I pulled my hands back, gasping for air.

The creature swayed on its feet for a fraction of a second. Then, gravity took over. The Aberration collapsed. But it didn't fall like a body of flesh and blood. It shattered like a dropped porcelain vase.

Chunks of frozen black meat and jagged ice scattered across the dirt floor. The glowing orange furnace in its chest had been reduced to a lump of dead, cold coal.

I sat back on my heels, staring at the frozen pieces of the monster.

The cellar was dead silent again, except for my ragged breathing.

I looked down at my hands. They weren't burned. They weren't even scratched. Through the monocle, I saw the steady, calm flow of blue energy resting quietly under my skin.

I hadn't used a magic spell. I hadn't prayed to the "Eye" in the sky. I had simply forced a violent, biological endothermic reaction. And it had killed a monster that would have slaughtered a dozen armed men.

"Okay," I whispered, my voice hoarse. "Okay. I can do this."

I reached up and gently touched the rim of the Old World monocle. It was a flawless analytical tool. It had allowed me to perfectly measure the beast's heat and my own freezing output. Without it, I might have drained too much and frozen myself.
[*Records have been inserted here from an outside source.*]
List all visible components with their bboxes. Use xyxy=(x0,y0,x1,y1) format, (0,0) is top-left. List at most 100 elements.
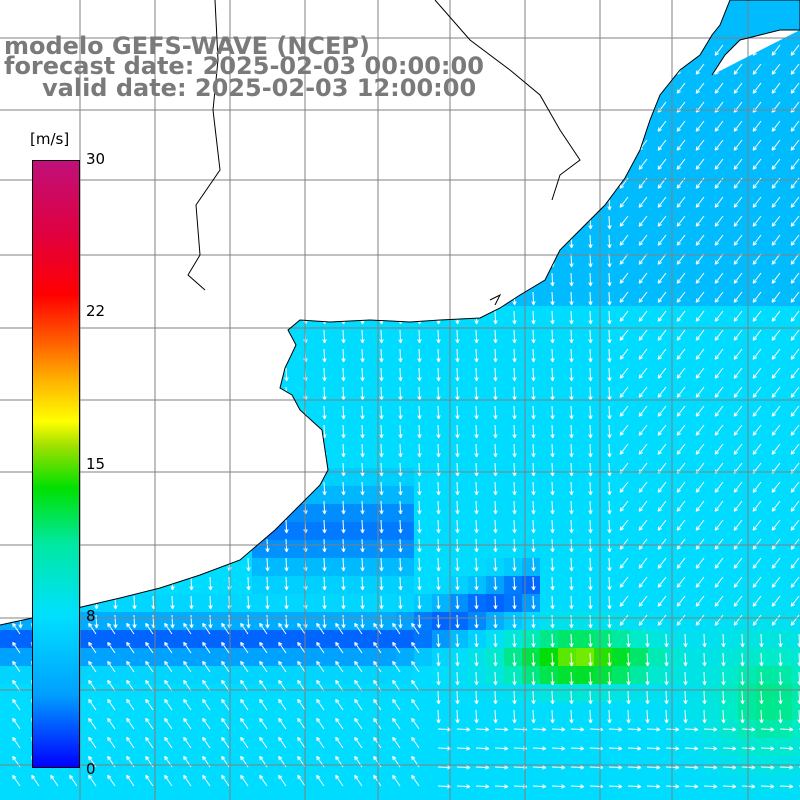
wind-arrow xyxy=(733,443,743,455)
wind-speed-cell xyxy=(576,90,595,109)
wind-speed-cell xyxy=(108,486,127,505)
wind-arrow xyxy=(607,253,612,268)
wind-speed-cell xyxy=(684,558,703,577)
wind-arrow xyxy=(531,215,536,230)
wind-speed-cell xyxy=(90,540,109,559)
wind-speed-cell xyxy=(216,648,235,667)
wind-speed-cell xyxy=(792,72,800,91)
wind-arrow xyxy=(341,576,346,591)
wind-arrow xyxy=(360,272,365,287)
wind-speed-cell xyxy=(504,558,523,577)
wind-arrow xyxy=(18,481,23,496)
wind-arrow xyxy=(664,709,669,724)
wind-arrow xyxy=(722,746,737,751)
wind-speed-cell xyxy=(594,18,613,37)
wind-arrow xyxy=(335,641,344,654)
wind-speed-cell xyxy=(198,666,217,685)
wind-arrow xyxy=(550,158,555,173)
wind-arrow xyxy=(164,679,173,692)
wind-speed-cell xyxy=(198,378,217,397)
wind-speed-cell xyxy=(198,450,217,469)
wind-arrow xyxy=(379,120,384,135)
wind-arrow xyxy=(752,215,762,227)
wind-arrow xyxy=(246,424,251,439)
wind-speed-cell xyxy=(252,594,271,613)
wind-arrow xyxy=(208,196,213,211)
wind-speed-cell xyxy=(774,324,793,343)
wind-arrow xyxy=(113,557,118,572)
wind-speed-cell xyxy=(0,504,19,523)
wind-arrow xyxy=(12,679,21,692)
wind-speed-cell xyxy=(504,576,523,595)
wind-speed-cell xyxy=(342,630,361,649)
wind-speed-cell xyxy=(522,648,541,667)
wind-arrow xyxy=(531,44,536,59)
wind-arrow xyxy=(733,120,743,132)
wind-arrow xyxy=(676,595,686,607)
wind-arrow xyxy=(493,158,498,173)
wind-arrow xyxy=(170,329,175,344)
wind-speed-cell xyxy=(558,558,577,577)
wind-speed-cell xyxy=(378,270,397,289)
wind-arrow xyxy=(113,253,118,268)
wind-arrow xyxy=(550,367,555,382)
wind-arrow xyxy=(227,196,232,211)
wind-speed-cell xyxy=(126,630,145,649)
wind-arrow xyxy=(417,405,422,420)
wind-arrow xyxy=(714,215,724,227)
wind-speed-cell xyxy=(504,774,523,793)
wind-arrow xyxy=(341,462,346,477)
wind-speed-cell xyxy=(702,774,721,793)
wind-speed-cell xyxy=(234,324,253,343)
wind-arrow xyxy=(12,736,21,749)
wind-speed-cell xyxy=(360,342,379,361)
wind-arrow xyxy=(341,614,346,629)
wind-arrow xyxy=(183,641,192,654)
wind-arrow xyxy=(474,690,479,705)
wind-arrow xyxy=(436,386,441,401)
wind-arrow xyxy=(126,698,135,711)
wind-speed-cell xyxy=(504,630,523,649)
wind-arrow xyxy=(569,462,574,477)
wind-speed-cell xyxy=(324,558,343,577)
wind-speed-cell xyxy=(432,486,451,505)
wind-arrow xyxy=(721,652,726,667)
wind-speed-cell xyxy=(108,612,127,631)
wind-arrow xyxy=(107,660,116,673)
wind-speed-cell xyxy=(234,342,253,361)
wind-speed-cell xyxy=(468,162,487,181)
wind-arrow xyxy=(246,158,251,173)
wind-arrow xyxy=(619,405,629,417)
wind-speed-cell xyxy=(630,630,649,649)
wind-arrow xyxy=(455,652,460,667)
wind-arrow xyxy=(265,424,270,439)
wind-arrow xyxy=(455,462,460,477)
wind-speed-cell xyxy=(612,18,631,37)
wind-speed-cell xyxy=(324,216,343,235)
wind-arrow xyxy=(18,386,23,401)
wind-speed-cell xyxy=(252,234,271,253)
wind-speed-cell xyxy=(612,612,631,631)
wind-arrow xyxy=(626,633,631,648)
wind-arrow xyxy=(607,633,612,648)
wind-speed-cell xyxy=(144,720,163,739)
wind-speed-cell xyxy=(360,666,379,685)
wind-arrow xyxy=(392,660,401,673)
wind-arrow xyxy=(646,746,661,751)
wind-arrow xyxy=(512,424,517,439)
wind-arrow xyxy=(379,500,384,515)
wind-speed-cell xyxy=(162,144,181,163)
wind-speed-cell xyxy=(306,108,325,127)
wind-speed-cell xyxy=(324,648,343,667)
wind-speed-cell xyxy=(684,252,703,271)
wind-arrow xyxy=(512,709,517,724)
wind-speed-cell xyxy=(720,792,739,800)
wind-speed-cell xyxy=(144,144,163,163)
wind-speed-cell xyxy=(234,270,253,289)
wind-speed-cell xyxy=(738,594,757,613)
wind-arrow xyxy=(417,443,422,458)
wind-speed-cell xyxy=(306,594,325,613)
wind-speed-cell xyxy=(756,414,775,433)
wind-arrow xyxy=(398,234,403,249)
wind-arrow xyxy=(771,158,781,170)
But sitting in the dark, surrounded by shattered monster parts, the reality of my situation finally settled in.

I was powerful, yes. But my power was considered the ultimate Heresy by the Church. If I went out into the streets and started freezing things, the Inquisitors would hunt me down. I couldn't just walk around as Arthur, the slum boy who miraculously killed Aberrations.

If I was going to survive Erebos, uncover the truth of the Black Hole, and figure out how human civilization had fallen this far, I needed to play a very careful game.

I needed money. I needed a weapon to hide my true power. And most importantly, I needed a disguise.

I looked at the shattered, frozen chunks of the Aberration. In the Umbra, monster parts were incredibly valuable on the black market. The bones could be ground into medicine; the dead organs could be used for fuel.

I had just made my first kill. Now, it was time to get paid.

I grabbed my burlap sack from the corner of the cellar and started gathering the frozen pieces. It was time to visit the Grey Market.